Analysis 2011

Foxes and hedgehogs                                                                                                                                               download analysis 2011

 

Although not insensitive for fashion or trends, architecture seems to be a slow business. It takes time to become a grown-up architect. It also takes time before a design process ends up in a good design, with the characteristics of the inevitable and the necessary. It takes time before a design transforms into a building in real time and real space. And it also takes time to reflect on the result, to come to conclusions and to find out if the whole thing was worthwhile at all. Architecture, so to speak, is something you will get accustomed to very slowly, if you wait long enough.  

That architecture does not come quickly, has also to do with something else. At a certain point you become aware of the fact that architecture is not only an image and the result of a successful series of mental impulses, but that there is, or should be, a world behind the image. That world is the world of rational investigation into the roots and traditions of the discipline, applied to a case in the here and now. In the best cases, when everything goes as it should go, when the architect does not only lean on his rationality, but is also having his moments of epiphany, the design may show spectacular touches of irrationality that cause really great architecture.

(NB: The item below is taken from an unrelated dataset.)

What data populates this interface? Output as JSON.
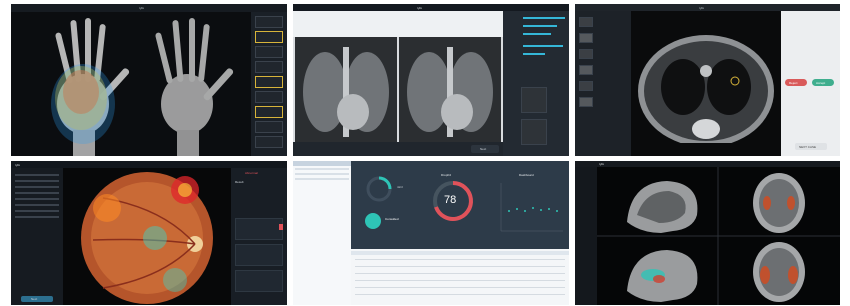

Well, this world behind the first image of a design is not something that shows itself immediately to the outsider. That is why the visiting critic, which is my role today, is a pitiful figure. The visiting critic will never be able to really come to terms with what is offered to him on the posters, the drawings and the renderings. For this reason it must be unbearable for the students, whose work is presented here today, to endure the comments of me - not to speak of the comments of the jury - because we will certainly underestimate your good intentions and we will miss aspects of your genius, simply because we don’t see them, while you are convinced that they do exist.

Because we probably will misunderstand your good intentions, I am afraid that at the end of the day you will have feelings that bring the famous words of Goethe in memory, who once stated, after having been mistreated by a critic:

‘Schlagt ihn tot, den Hund! Er ist ein Rezensent.’

Now, Goethe knew what a critic could do. He distinguished between two types of judgement. The one type is the destructive type of criticism, in which the work of art that has to be judged is measured along an absolute standard, for example that of classicism or vitruvianism. When the work of art doesn’t conform to the standard, it will not be taken seriously.

Then the other type of criticism that Goethe distinguished, next to the destructive type: that second type is productive criticism, which is not executed from a top-down standard, but functions the other way around, bottom-up. Productive criticism means that the intentions of the artist are the starting point for the evaluation.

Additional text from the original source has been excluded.